生糸ができるまで
いなぶまゆっこクラブでは、桑の育成から蚕の飼育、繭づくりに至るまで一貫工程を確立しています。
古来より蚕は、「おカイコさん」、「お蚕(こ)さま」、「おしらさま」と呼ばれ、大切に飼われてきました。それは、蚕が生み出す絹が貴重で高価なものだったからです。
日本の近代化を語る際、蚕は欠かせません。明治維新を経て、日本が欧米諸国に仲間入りをしようと懸命だった時代、生糸や絹織物の輸出を通じて外貨の約半分を稼いでいました。
そして、この稲武の地においても蚕はとても大事に育てられてきました。
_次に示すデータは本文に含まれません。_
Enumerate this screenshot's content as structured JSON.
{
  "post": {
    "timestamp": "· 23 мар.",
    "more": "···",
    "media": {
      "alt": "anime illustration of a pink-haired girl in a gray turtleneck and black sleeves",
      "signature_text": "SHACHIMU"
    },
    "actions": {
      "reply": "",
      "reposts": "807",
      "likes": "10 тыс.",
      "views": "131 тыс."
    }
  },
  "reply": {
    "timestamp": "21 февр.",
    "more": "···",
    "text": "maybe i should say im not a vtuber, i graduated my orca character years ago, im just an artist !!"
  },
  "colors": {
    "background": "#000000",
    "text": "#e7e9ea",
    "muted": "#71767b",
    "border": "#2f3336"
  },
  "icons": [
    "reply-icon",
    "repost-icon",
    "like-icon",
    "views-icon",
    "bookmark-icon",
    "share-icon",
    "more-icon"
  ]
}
山村の農家に現金収入をもたらす数少ない手段だったことがその背景にあります。
そんな蚕が食べるのは、ご存知の通り桑の葉。
いなぶまゆっこでクラブは、活動拠点「まゆっこセンター」の周囲に桑の木を植え、蚕が常に新鮮な桑の葉を食べられるよう配慮しています。
稲武で蚕の飼育をするのは、一年のうちでも、5~6月と限られた期間。蚕は、孵化して5齢幼虫まで脱皮した後、繭づくりを始めます。
繭の中で蚕が蛹になったところを見図らい、繭に熱を加えて乾燥させます。その後、鍋で繭を煮て、座繰機(ざくりき)を用いて糸を取り出し、巻き取ります。これを繰糸(そうし)といいます。
繭がたった1本の長い糸でできているのはご存知ですか?
糸の長さはおよそ1,400m。でも、太さはたったの0.02mm。にもかかわらず、非常に丈夫で、引っ張る力に対しては鋼鉄並の強さを持っています。更に、強さだけでなく、美しさとしなやさかも兼ね備えています。
蚕の命と引き換えに生み出される生糸…。私達は、これからも宝物として大切に育んでいきます。